How Prometheus scrap works, and how to find the target node and get the metrics files

Below is an overview of how Prometheus scraping works, how Prometheus discovers (“finds”) targets in Kubernetes or other environments, and how it retrieves metrics from those targets.

1. Prometheus Scraping Fundamentals

Pull-Based Model
- Prometheus uses a pull model: it periodically sends HTTP requests (scrapes) to endpoints (targets) that expose metrics in a plaintext or OpenMetrics format.
- By default, metrics are served at a path like http://<host>:<port>/metrics.
Prometheus Configuration (prometheus.yml)
- Prometheus’ behavior is controlled by a YAML config file (often named prometheus.yml).
- This config includes one or more scrape_configs sections. Each scrape_config defines how Prometheus discovers targets and where it scrapes them from.
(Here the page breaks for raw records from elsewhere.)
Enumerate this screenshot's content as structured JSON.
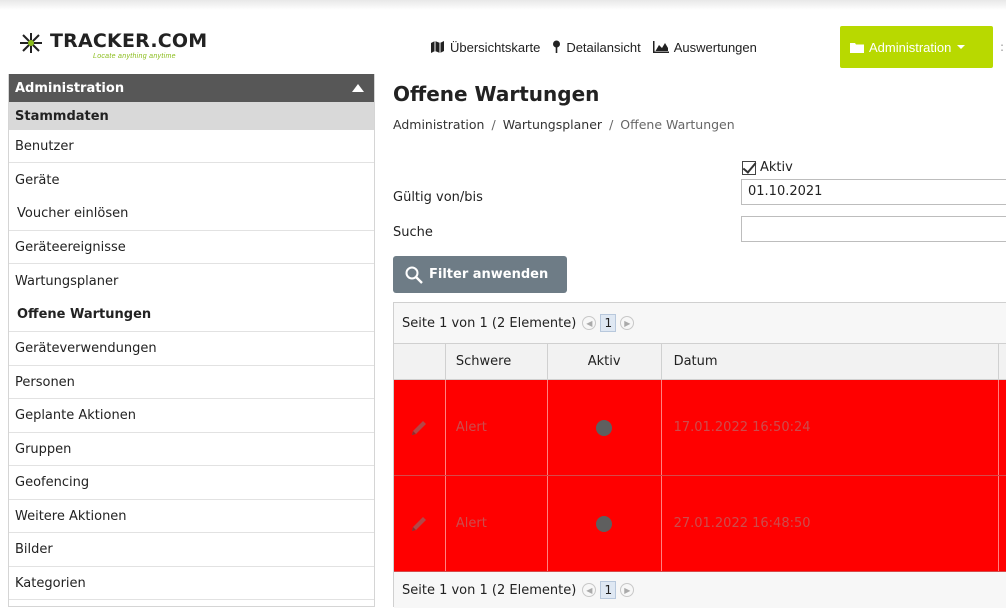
{
  "brand": {
    "name": "TRACKER.COM",
    "tagline": "Locate anything anytime"
  },
  "nav": {
    "items": [
      {
        "label": "Übersichtskarte",
        "icon": "map-icon"
      },
      {
        "label": "Detailansicht",
        "icon": "pin-icon"
      },
      {
        "label": "Auswertungen",
        "icon": "chart-icon"
      }
    ],
    "admin": {
      "label": "Administration",
      "icon": "folder-icon"
    }
  },
  "sidebar": {
    "header": "Administration",
    "section": "Stammdaten",
    "items": [
      "Benutzer",
      "Geräte",
      "Voucher einlösen",
      "Geräteereignisse",
      "Wartungsplaner",
      "Offene Wartungen",
      "Geräteverwendungen",
      "Personen",
      "Geplante Aktionen",
      "Gruppen",
      "Geofencing",
      "Weitere Aktionen",
      "Bilder",
      "Kategorien"
    ]
  },
  "page": {
    "title": "Offene Wartungen",
    "breadcrumb": [
      "Administration",
      "Wartungsplaner",
      "Offene Wartungen"
    ]
  },
  "filter": {
    "active_label": "Aktiv",
    "valid_label": "Gültig von/bis",
    "valid_value": "01.10.2021",
    "search_label": "Suche",
    "search_value": "",
    "apply_label": "Filter anwenden"
  },
  "grid": {
    "pager_text": "Seite 1 von 1 (2 Elemente)",
    "current_page": "1",
    "columns": [
      "",
      "Schwere",
      "Aktiv",
      "Datum",
      ""
    ],
    "rows": [
      {
        "severity": "Alert",
        "date": "17.01.2022 16:50:24"
      },
      {
        "severity": "Alert",
        "date": "27.01.2022 16:48:50"
      }
    ],
    "row_color": "#ff0000"
  },
  "colors": {
    "accent": "#b8d900",
    "sidebar_header": "#575757",
    "button": "#6e7c86"
  }
}
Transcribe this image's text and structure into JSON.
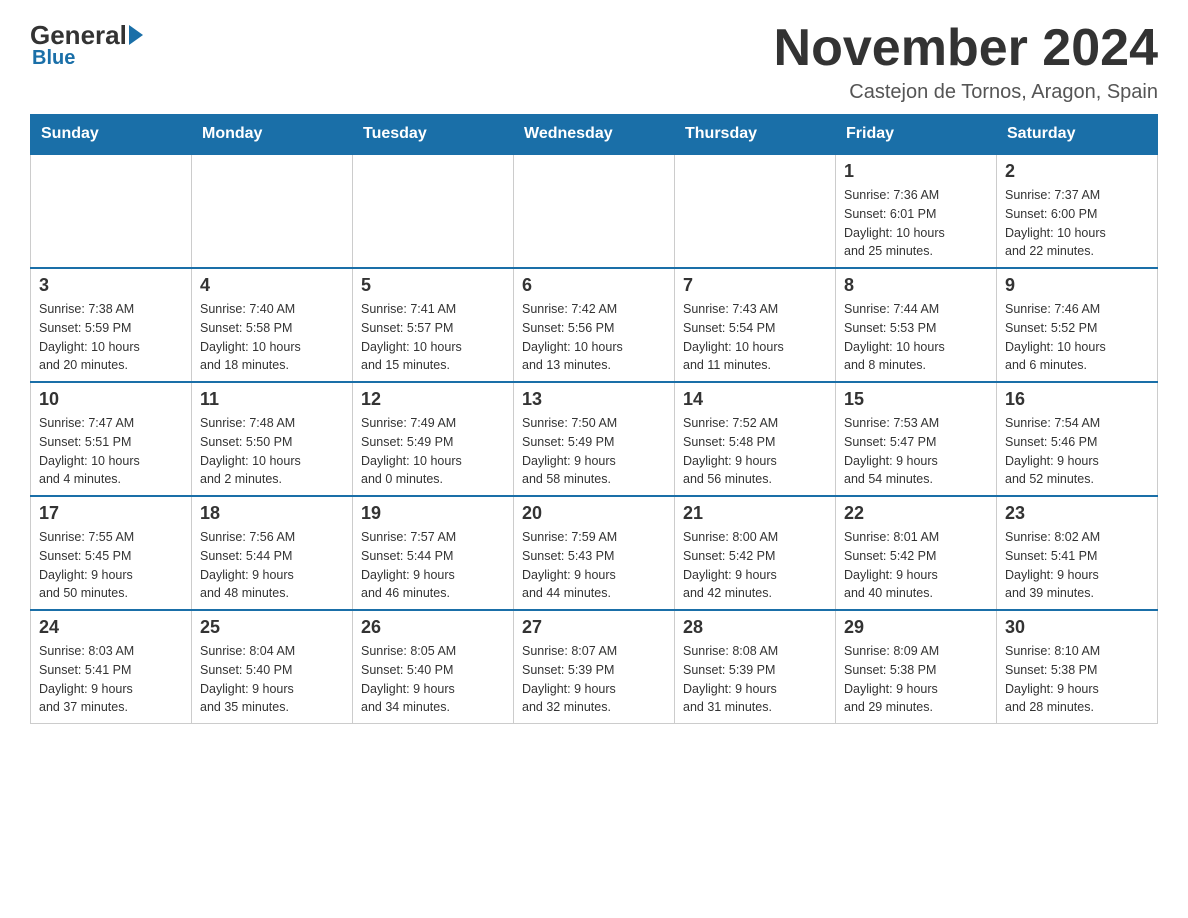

Example snippet of a scrape_config:

scrape_configs:
  - job_name: 'example-service'
    kubernetes_sd_configs:
      - role: service
    relabel_configs:
      - source_labels: [__meta_kubernetes_service_annotation_prometheus_io_scrape]
        action: keep
        regex: true
      - source_labels: [__meta_kubernetes_service_annotation_prometheus_io_path]
        action: replace
        target_label: __metrics_path__
        regex: (.+)
      - source_labels: [__address__, __meta_kubernetes_service_annotation_prometheus_io_port]
        action: replace
        regex: (.+):(?:\d+);(\d+)
        replacement: $1:$2
        target_label: __address__

job_name: The name of the scrape job.
kubernetes_sd_configs: Uses Kubernetes service discovery to find services.
relabel_configs: Filters or transforms discovered targets to the correct address/port/path for scraping.

Scrape Interval
- Each job has a scrape_interval (default: 15 seconds). Prometheus queries each discovered target at that interval.
No “Metrics Files”
- Prometheus doesn’t fetch “metrics files” in the sense of logs on disk. It sends HTTP GET requests to the target’s /metrics (or another path) endpoint, which returns the metrics in text format (the Prometheus exposition format).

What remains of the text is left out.